Leaders from more than 40 countries participated in tis virtual forum as a space for the coordination of liberating practices promoted by afro-descendants in the world whose situation has worsened due to the COVID-19 pandemic.

On behalf of Venezuela, Vice-president for Development in the Social and Territorial Area Aristóbulo Isturiz attended the forum.

“Once again, today afro-descendants unite. Today we need unity. We need to keep on fighting. We need to support insurrections and uprisings in all the countries where a reaction is produced,” said Istúriz.

“We cannot overlook what is happening in the world, the death of George Floyd provoked a great mobilization (…) We condemn the violation of human rights by the Trump’s government against the afro-descendent population. We claim international solidarity and express our solidarity,” he stressed.

“Conquest and colonization are historical facts of the current international order and the power that has marked our societies until today,” said Istúriz.

Roraima Gutiérrez, secretary-general of the International Anti-Imperialist Cumbe of African and Afro-Descendants, asserted: “United, we are a force, and the system knows it. We are not only united by racism as a problem taking place in the U.S., Europe and many other parts of the world. You can see how the people of the Dominican Republic was recently repressed for protesting against racism. Starting from these reflections, we need to move forward to defend our right and the fundamental right to life.”

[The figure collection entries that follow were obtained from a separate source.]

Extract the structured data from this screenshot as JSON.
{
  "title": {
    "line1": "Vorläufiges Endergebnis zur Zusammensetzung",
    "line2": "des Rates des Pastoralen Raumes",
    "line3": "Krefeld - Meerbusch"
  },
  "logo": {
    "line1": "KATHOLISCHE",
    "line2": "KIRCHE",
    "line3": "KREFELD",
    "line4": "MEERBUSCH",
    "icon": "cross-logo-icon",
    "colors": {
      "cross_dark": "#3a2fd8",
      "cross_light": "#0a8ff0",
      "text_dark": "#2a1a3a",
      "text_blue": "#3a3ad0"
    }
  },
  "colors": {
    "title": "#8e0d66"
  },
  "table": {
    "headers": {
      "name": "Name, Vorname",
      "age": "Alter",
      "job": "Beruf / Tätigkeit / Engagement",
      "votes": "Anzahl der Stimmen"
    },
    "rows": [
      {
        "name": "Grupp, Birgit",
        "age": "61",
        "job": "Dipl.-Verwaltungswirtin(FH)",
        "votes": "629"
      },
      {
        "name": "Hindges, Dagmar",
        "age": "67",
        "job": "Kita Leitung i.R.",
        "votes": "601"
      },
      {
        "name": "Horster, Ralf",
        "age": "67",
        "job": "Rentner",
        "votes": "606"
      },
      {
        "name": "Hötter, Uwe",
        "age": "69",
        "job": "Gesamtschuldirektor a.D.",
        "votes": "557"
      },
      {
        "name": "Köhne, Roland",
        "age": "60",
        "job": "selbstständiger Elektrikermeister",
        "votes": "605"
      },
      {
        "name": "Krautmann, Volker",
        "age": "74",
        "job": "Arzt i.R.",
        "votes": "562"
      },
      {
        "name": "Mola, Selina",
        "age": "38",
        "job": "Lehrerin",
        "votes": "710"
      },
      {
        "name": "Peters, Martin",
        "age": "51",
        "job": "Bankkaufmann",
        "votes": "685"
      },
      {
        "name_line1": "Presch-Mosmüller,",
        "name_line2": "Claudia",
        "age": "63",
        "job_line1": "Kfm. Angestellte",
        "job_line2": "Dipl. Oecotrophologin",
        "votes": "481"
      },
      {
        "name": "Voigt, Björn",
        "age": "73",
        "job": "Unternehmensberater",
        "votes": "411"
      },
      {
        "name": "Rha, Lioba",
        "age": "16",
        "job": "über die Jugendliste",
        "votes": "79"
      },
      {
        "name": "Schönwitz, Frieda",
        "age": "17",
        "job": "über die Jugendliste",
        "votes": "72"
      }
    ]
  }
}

Likewise, Gutiérres highlighted the historical element. ” We can recall the 18th and 19th centuries, when an African and Afro-descendent army defeated Napoleon Bonaparte’s army, one of the most powerful ones by then, in a Caribbean territory in 1804 where Africans and Afro-descendants achieved unity. We are an impressive force, and the system knows it. This system that changes its forms of discrimination and racism knows that we are a powerful force; that’s why it seeks to divide us and weaken us. That’s why we are called to the unity of our forces,” she said.

Piedad Córdoba, former Colombian senator and consultant of the International Anti-Imperialist Cumbe of African and Afro-Descendants, added that “the Cumbe is a very important space to move forward as Afro-descendants because it offers us the possibility of working together with other countries.”

In this regard, former Brazilian senator Dulce María Pereira commented that “this pandemic has shown a reality if we look at the figures. For example, 56% of the black population remains outside the education system. And something that has an extraordinary impact is that there are nearly 22 million Brazilians who do not have access to water,” she expressed.

“One of our first actions has been to expose these elements of the pandemic and demand specific data on COVID-19 from the government,” concluded the Brazilian social fighter.